Однако наибольший эффект на постсоветскую историографическую ситуацию оказал не методологический консерватизм (фактор внутринаучный по своей природе), а болезненная актуализация проблем истории Северного Кавказа в условиях государственного распада. Взрывообразный всплеск национального самосознания народов, рост конфессиональных антагонизмов, возникновение межэтнических конфликтов вызвали колоссальный интерес к использованию исторических аналогий в политико-спекулятивных целях. Объектом жесточайшей критики на исходе советской эпохи и в постсоветское время стала концепция М.М. Блиева. В целом, наблюдается рост «национально окрашенных» подходов к изучению истории Кавказской войны, возрождение ненаучных методов, перевод научной полемики в морально-этическое русло с последующим неконструктивным «поиском виноватого». Одним из факторов концептуального застоя в изучении Кавказской войны являлось то, что
сторонники различных подходов фактически не вели друг с другом собственно научного диалога и не учитывали в собственных работах результатов, полученных их оппонентами.
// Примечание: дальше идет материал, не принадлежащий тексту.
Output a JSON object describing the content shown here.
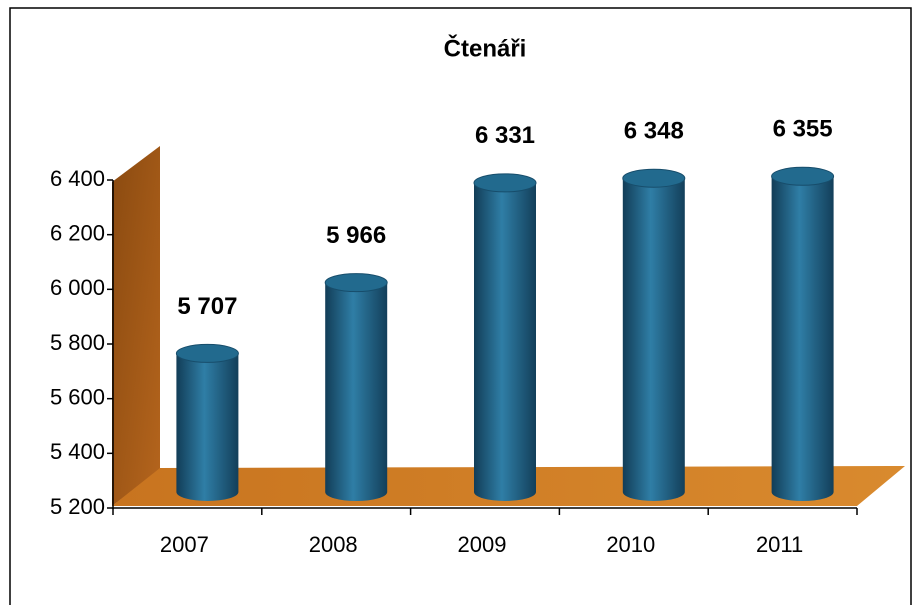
{
  "chart_data": {
    "type": "bar",
    "title": "Čtenáři",
    "categories": [
      "2007",
      "2008",
      "2009",
      "2010",
      "2011"
    ],
    "values": [
      5707,
      5966,
      6331,
      6348,
      6355
    ],
    "value_labels": [
      "5 707",
      "5 966",
      "6 331",
      "6 348",
      "6 355"
    ],
    "color": "#226a8e",
    "ylim": [
      5200,
      6400
    ],
    "yticks": [
      {
        "value": 5200,
        "label": "5 200"
      },
      {
        "value": 5400,
        "label": "5 400"
      },
      {
        "value": 5600,
        "label": "5 600"
      },
      {
        "value": 5800,
        "label": "5 800"
      },
      {
        "value": 6000,
        "label": "6 000"
      },
      {
        "value": 6200,
        "label": "6 200"
      },
      {
        "value": 6400,
        "label": "6 400"
      }
    ]
  }
}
Таким образом, деформации в разработке истории включения Кавказа в состав Российской империи под воздействием идеологического пресса стали причиной того, что едва ли не все вопросы, связанные с этим процессом, являются на сегодняшний день дискуссионными. Основной спорный пункт для серьезных исследователей можно обозначить следующим образом: что лежит в основе такого масштабного конфликта - продвижение России на Кавказ или реалии самого этого региона (военная активность горцев)?
Означает ли это, что итогом развития основных историографических традиций изучения Кавказской войны является концептуальный тупик, ничего не дающий для дальнейших научных поисков. Разумеется, нет.
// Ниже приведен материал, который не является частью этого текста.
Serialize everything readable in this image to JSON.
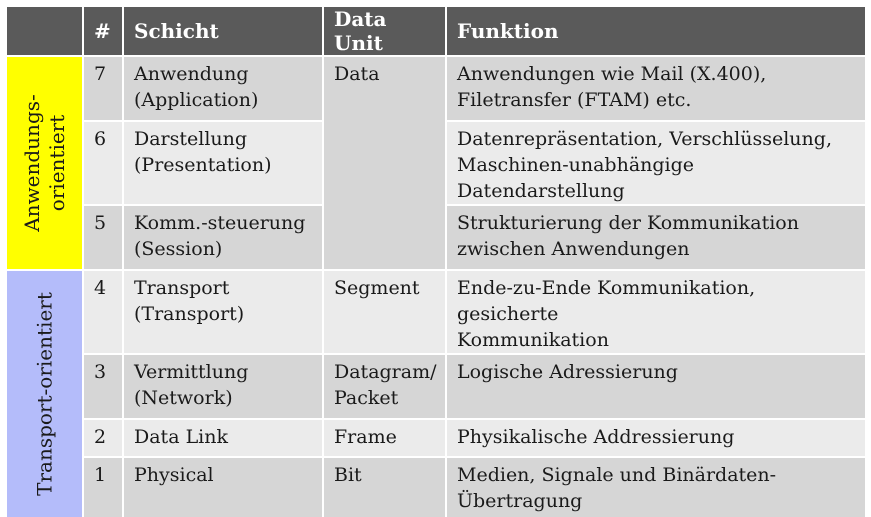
{
  "header": {
    "num": "#",
    "schicht": "Schicht",
    "data_unit": "Data Unit",
    "funktion": "Funktion"
  },
  "groups": {
    "app_line1": "Anwendungs-",
    "app_line2": "orientiert",
    "transport": "Transport-orientiert"
  },
  "rows": [
    {
      "num": "7",
      "layer1": "Anwendung",
      "layer2": "(Application)",
      "unit1": "Data",
      "unit2": "",
      "f1": "Anwendungen wie Mail (X.400),",
      "f2": "Filetransfer (FTAM) etc."
    },
    {
      "num": "6",
      "layer1": "Darstellung",
      "layer2": "(Presentation)",
      "unit1": "",
      "unit2": "",
      "f1": "Datenrepräsentation, Verschlüsselung,",
      "f2": "Maschinen-unabhängige Datendarstellung"
    },
    {
      "num": "5",
      "layer1": "Komm.-steuerung",
      "layer2": "(Session)",
      "unit1": "",
      "unit2": "",
      "f1": "Strukturierung der Kommunikation",
      "f2": "zwischen Anwendungen"
    },
    {
      "num": "4",
      "layer1": "Transport",
      "layer2": "(Transport)",
      "unit1": "Segment",
      "unit2": "",
      "f1": "Ende-zu-Ende Kommunikation, gesicherte",
      "f2": "Kommunikation"
    },
    {
      "num": "3",
      "layer1": "Vermittlung",
      "layer2": "(Network)",
      "unit1": "Datagram/",
      "unit2": "Packet",
      "f1": "Logische Adressierung",
      "f2": ""
    },
    {
      "num": "2",
      "layer1": "Data Link",
      "layer2": "",
      "unit1": "Frame",
      "unit2": "",
      "f1": "Physikalische Addressierung",
      "f2": ""
    },
    {
      "num": "1",
      "layer1": "Physical",
      "layer2": "",
      "unit1": "Bit",
      "unit2": "",
      "f1": "Medien, Signale und Binärdaten-",
      "f2": "Übertragung"
    }
  ],
  "colors": {
    "header_bg": "#5a5a5a",
    "row_dark": "#d6d6d6",
    "row_light": "#ebebeb",
    "app_group": "#ffff00",
    "transport_group": "#b4bcfa"
  }
}
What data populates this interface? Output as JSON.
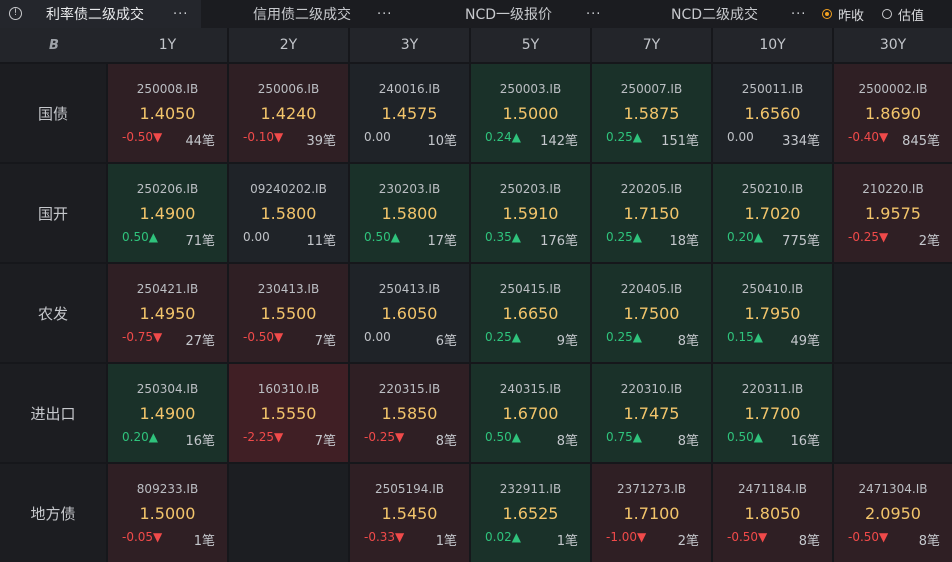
{
  "tabs": [
    {
      "label": "利率债二级成交",
      "more": "···"
    },
    {
      "label": "信用债二级成交",
      "more": "···"
    },
    {
      "label": "NCD一级报价",
      "more": "···"
    },
    {
      "label": "NCD二级成交",
      "more": "···"
    }
  ],
  "radios": [
    {
      "label": "昨收",
      "selected": true
    },
    {
      "label": "估值",
      "selected": false
    }
  ],
  "columns": [
    "1Y",
    "2Y",
    "3Y",
    "5Y",
    "7Y",
    "10Y",
    "30Y"
  ],
  "logo_text": "B",
  "rows": [
    {
      "label": "国债",
      "cells": [
        {
          "code": "250008.IB",
          "yield": "1.4050",
          "change": "-0.50▼",
          "count": "44笔",
          "tone": "red",
          "dir": "down"
        },
        {
          "code": "250006.IB",
          "yield": "1.4240",
          "change": "-0.10▼",
          "count": "39笔",
          "tone": "red",
          "dir": "down"
        },
        {
          "code": "240016.IB",
          "yield": "1.4575",
          "change": "0.00",
          "count": "10笔",
          "tone": "neutral",
          "dir": "flat"
        },
        {
          "code": "250003.IB",
          "yield": "1.5000",
          "change": "0.24▲",
          "count": "142笔",
          "tone": "green",
          "dir": "up"
        },
        {
          "code": "250007.IB",
          "yield": "1.5875",
          "change": "0.25▲",
          "count": "151笔",
          "tone": "green",
          "dir": "up"
        },
        {
          "code": "250011.IB",
          "yield": "1.6560",
          "change": "0.00",
          "count": "334笔",
          "tone": "neutral",
          "dir": "flat"
        },
        {
          "code": "2500002.IB",
          "yield": "1.8690",
          "change": "-0.40▼",
          "count": "845笔",
          "tone": "red",
          "dir": "down"
        }
      ]
    },
    {
      "label": "国开",
      "cells": [
        {
          "code": "250206.IB",
          "yield": "1.4900",
          "change": "0.50▲",
          "count": "71笔",
          "tone": "green",
          "dir": "up"
        },
        {
          "code": "09240202.IB",
          "yield": "1.5800",
          "change": "0.00",
          "count": "11笔",
          "tone": "neutral",
          "dir": "flat"
        },
        {
          "code": "230203.IB",
          "yield": "1.5800",
          "change": "0.50▲",
          "count": "17笔",
          "tone": "green",
          "dir": "up"
        },
        {
          "code": "250203.IB",
          "yield": "1.5910",
          "change": "0.35▲",
          "count": "176笔",
          "tone": "green",
          "dir": "up"
        },
        {
          "code": "220205.IB",
          "yield": "1.7150",
          "change": "0.25▲",
          "count": "18笔",
          "tone": "green",
          "dir": "up"
        },
        {
          "code": "250210.IB",
          "yield": "1.7020",
          "change": "0.20▲",
          "count": "775笔",
          "tone": "green",
          "dir": "up"
        },
        {
          "code": "210220.IB",
          "yield": "1.9575",
          "change": "-0.25▼",
          "count": "2笔",
          "tone": "red",
          "dir": "down"
        }
      ]
    },
    {
      "label": "农发",
      "cells": [
        {
          "code": "250421.IB",
          "yield": "1.4950",
          "change": "-0.75▼",
          "count": "27笔",
          "tone": "red",
          "dir": "down"
        },
        {
          "code": "230413.IB",
          "yield": "1.5500",
          "change": "-0.50▼",
          "count": "7笔",
          "tone": "red",
          "dir": "down"
        },
        {
          "code": "250413.IB",
          "yield": "1.6050",
          "change": "0.00",
          "count": "6笔",
          "tone": "neutral",
          "dir": "flat"
        },
        {
          "code": "250415.IB",
          "yield": "1.6650",
          "change": "0.25▲",
          "count": "9笔",
          "tone": "green",
          "dir": "up"
        },
        {
          "code": "220405.IB",
          "yield": "1.7500",
          "change": "0.25▲",
          "count": "8笔",
          "tone": "green",
          "dir": "up"
        },
        {
          "code": "250410.IB",
          "yield": "1.7950",
          "change": "0.15▲",
          "count": "49笔",
          "tone": "green",
          "dir": "up"
        },
        null
      ]
    },
    {
      "label": "进出口",
      "cells": [
        {
          "code": "250304.IB",
          "yield": "1.4900",
          "change": "0.20▲",
          "count": "16笔",
          "tone": "green",
          "dir": "up"
        },
        {
          "code": "160310.IB",
          "yield": "1.5550",
          "change": "-2.25▼",
          "count": "7笔",
          "tone": "red2",
          "dir": "down"
        },
        {
          "code": "220315.IB",
          "yield": "1.5850",
          "change": "-0.25▼",
          "count": "8笔",
          "tone": "red",
          "dir": "down"
        },
        {
          "code": "240315.IB",
          "yield": "1.6700",
          "change": "0.50▲",
          "count": "8笔",
          "tone": "green",
          "dir": "up"
        },
        {
          "code": "220310.IB",
          "yield": "1.7475",
          "change": "0.75▲",
          "count": "8笔",
          "tone": "green",
          "dir": "up"
        },
        {
          "code": "220311.IB",
          "yield": "1.7700",
          "change": "0.50▲",
          "count": "16笔",
          "tone": "green",
          "dir": "up"
        },
        null
      ]
    },
    {
      "label": "地方债",
      "cells": [
        {
          "code": "809233.IB",
          "yield": "1.5000",
          "change": "-0.05▼",
          "count": "1笔",
          "tone": "red",
          "dir": "down"
        },
        null,
        {
          "code": "2505194.IB",
          "yield": "1.5450",
          "change": "-0.33▼",
          "count": "1笔",
          "tone": "red",
          "dir": "down"
        },
        {
          "code": "232911.IB",
          "yield": "1.6525",
          "change": "0.02▲",
          "count": "1笔",
          "tone": "green",
          "dir": "up"
        },
        {
          "code": "2371273.IB",
          "yield": "1.7100",
          "change": "-1.00▼",
          "count": "2笔",
          "tone": "red",
          "dir": "down"
        },
        {
          "code": "2471184.IB",
          "yield": "1.8050",
          "change": "-0.50▼",
          "count": "8笔",
          "tone": "red",
          "dir": "down"
        },
        {
          "code": "2471304.IB",
          "yield": "2.0950",
          "change": "-0.50▼",
          "count": "8笔",
          "tone": "red",
          "dir": "down"
        }
      ]
    }
  ],
  "colors": {
    "yield": "#f3c56b",
    "up": "#2fc37c",
    "down": "#f04a4a",
    "radio_selected": "#f0a020"
  }
}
Во-первых, никто не утверждает, что в рамках любой из этих традиций в принципе невозможно научно-рационалистическое осмысление истории, в том числе истории Кавказской войны. Скорее, речь может идти о неизбежной склонности представителей разных направлений к преимущественному вниманию и акцентировке тех или иных сторон этого масштабного и сложного явления. Очевидно, что проблематика Кавказской войны может исследоваться и как часть истории международных отношений (геополитики) Каспийско-Черноморского бассейна, и как часть имперской истории России, и как часть социально-политической истории народов региона, и как часть истории войн и военного искусства.
Во-вторых, с точки зрения обобщающих интерпретаций весьма плодотворным может оказаться как раз опора на познавательный потенциал внутренних концептуальных противоречий, присущих указанным историографическим традициям.
Так, для имперской традиции характерно разведение геополитического обоснования продвижения России на Юг и объяснения причин «кавказско-горской» войны. Но с точки зрения геополитических интересов и целей установления прочного контроля над территорией нет принципиальной разницы между войнами с геополитическими противниками (Турцией и Ираном) или военным усмирением непокорного населения этой территории. С другой
стороны, возлагая ответственность за военные действия на горцев с их «варварством» и «хищничеством», данная историографическая традиция как бы допускает правомерность полицейского наказания целых народов за ту культурно-историческую ситуацию, в которой они находятся и которая не является предметом свободного выбора для самих этих народов.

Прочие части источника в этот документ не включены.